So S S, Karplus M
Department of Chemistry and Chemical Biology, Harvard University, Cambridge, Massachusetts 02138, USA.
J Med Chem. 1997 Dec 19;40(26):4347-59. doi: 10.1021/jm970487v.
The utility of genetic neural network (GNN) to obtain quantitative structure-activity relationships (QSAR) from molecular similarity matrices is described. In this application, the corticosteroid-binding globulin (CBG) binding affinity of the well-known steroid data set is examined.

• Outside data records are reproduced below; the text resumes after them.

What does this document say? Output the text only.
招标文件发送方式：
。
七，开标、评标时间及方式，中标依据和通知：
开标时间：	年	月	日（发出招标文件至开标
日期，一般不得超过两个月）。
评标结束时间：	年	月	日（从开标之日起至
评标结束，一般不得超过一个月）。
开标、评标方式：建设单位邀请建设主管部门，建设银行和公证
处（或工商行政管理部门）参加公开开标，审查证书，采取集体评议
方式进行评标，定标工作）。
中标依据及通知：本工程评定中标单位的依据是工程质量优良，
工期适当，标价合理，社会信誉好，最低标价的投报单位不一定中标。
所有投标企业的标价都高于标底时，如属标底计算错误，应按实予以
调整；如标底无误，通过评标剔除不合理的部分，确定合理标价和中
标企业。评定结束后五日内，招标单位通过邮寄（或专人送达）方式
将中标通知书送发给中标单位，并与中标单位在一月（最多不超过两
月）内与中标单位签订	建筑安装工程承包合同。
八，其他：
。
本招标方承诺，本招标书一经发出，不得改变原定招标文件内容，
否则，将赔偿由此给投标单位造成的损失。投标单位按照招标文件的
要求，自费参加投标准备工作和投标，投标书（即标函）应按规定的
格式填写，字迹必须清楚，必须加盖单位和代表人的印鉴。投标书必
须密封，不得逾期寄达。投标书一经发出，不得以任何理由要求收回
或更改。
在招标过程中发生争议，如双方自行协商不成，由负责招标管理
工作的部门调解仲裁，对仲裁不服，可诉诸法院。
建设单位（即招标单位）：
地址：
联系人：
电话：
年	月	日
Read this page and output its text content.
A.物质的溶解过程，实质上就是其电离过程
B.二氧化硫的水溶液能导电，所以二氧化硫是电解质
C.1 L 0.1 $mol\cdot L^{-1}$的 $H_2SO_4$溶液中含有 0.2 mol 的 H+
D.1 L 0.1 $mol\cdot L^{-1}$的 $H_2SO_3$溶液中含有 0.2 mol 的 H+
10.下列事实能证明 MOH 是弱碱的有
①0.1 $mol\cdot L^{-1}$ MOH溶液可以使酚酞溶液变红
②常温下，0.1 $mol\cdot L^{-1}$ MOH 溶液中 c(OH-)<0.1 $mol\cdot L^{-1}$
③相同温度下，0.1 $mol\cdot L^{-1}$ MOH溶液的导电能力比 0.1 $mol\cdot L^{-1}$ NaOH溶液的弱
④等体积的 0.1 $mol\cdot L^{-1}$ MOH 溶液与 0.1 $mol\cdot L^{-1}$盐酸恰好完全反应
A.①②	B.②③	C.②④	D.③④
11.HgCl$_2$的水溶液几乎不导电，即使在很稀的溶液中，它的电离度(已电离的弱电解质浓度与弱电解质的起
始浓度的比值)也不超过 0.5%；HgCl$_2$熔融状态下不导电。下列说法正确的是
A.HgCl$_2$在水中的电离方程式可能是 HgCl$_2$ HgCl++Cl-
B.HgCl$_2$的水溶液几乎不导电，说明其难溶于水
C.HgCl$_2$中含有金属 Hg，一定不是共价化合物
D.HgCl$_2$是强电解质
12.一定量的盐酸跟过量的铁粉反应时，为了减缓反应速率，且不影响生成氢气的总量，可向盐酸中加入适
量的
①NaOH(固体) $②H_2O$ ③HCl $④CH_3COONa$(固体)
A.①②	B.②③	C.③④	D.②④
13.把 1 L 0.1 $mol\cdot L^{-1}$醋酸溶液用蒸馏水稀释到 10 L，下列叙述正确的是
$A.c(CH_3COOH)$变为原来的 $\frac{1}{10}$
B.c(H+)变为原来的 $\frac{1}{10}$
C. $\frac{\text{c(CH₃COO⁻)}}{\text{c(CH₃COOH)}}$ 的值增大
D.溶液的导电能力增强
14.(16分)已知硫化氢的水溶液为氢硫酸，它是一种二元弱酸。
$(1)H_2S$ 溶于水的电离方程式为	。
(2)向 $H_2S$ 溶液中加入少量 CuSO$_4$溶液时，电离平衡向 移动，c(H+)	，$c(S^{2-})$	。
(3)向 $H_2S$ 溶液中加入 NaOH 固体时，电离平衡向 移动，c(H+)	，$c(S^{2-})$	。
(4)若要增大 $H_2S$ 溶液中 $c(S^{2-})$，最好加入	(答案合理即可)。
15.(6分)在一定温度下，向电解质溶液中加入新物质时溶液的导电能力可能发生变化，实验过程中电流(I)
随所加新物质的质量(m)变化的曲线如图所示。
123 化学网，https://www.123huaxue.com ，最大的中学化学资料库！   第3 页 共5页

Excellent predictivity can be obtained through the use of either electrostatic or shape properties alone. Statistical validation using a standard randomization test indicates that the results are not due to chance correlations. Application of GNN on the combined electrostatic and shape matrix produces a six-descriptor model with a cross-validated r2 value of 0.94. The model is superior to those obtained from partial least-squares and genetic regressions, and it also compares favorably with the results for the same data set from other established 3D QSAR methods. The theoretical basis for the use of molecular similarity in QSAR is discussed.
描述了遗传神经网络(GNN)从分子相似性矩阵中获得定量构效关系(QSAR)的效用。在本应用中,研究了著名类固醇数据集的皮质类固醇结合球蛋白(CBG)结合亲和力。仅使用静电或形状属性即可获得出色的预测能力。使用标准随机化测试进行的统计验证表明,结果并非偶然相关。将GNN应用于组合的静电和形状矩阵可生成一个具有六个描述符的模型,其交叉验证的r2值为0.94。该模型优于从偏最小二乘法和遗传回归获得的模型,并且与其他已建立的3D QSAR方法对同一数据集的结果相比也具有优势。讨论了在QSAR中使用分子相似性的理论基础。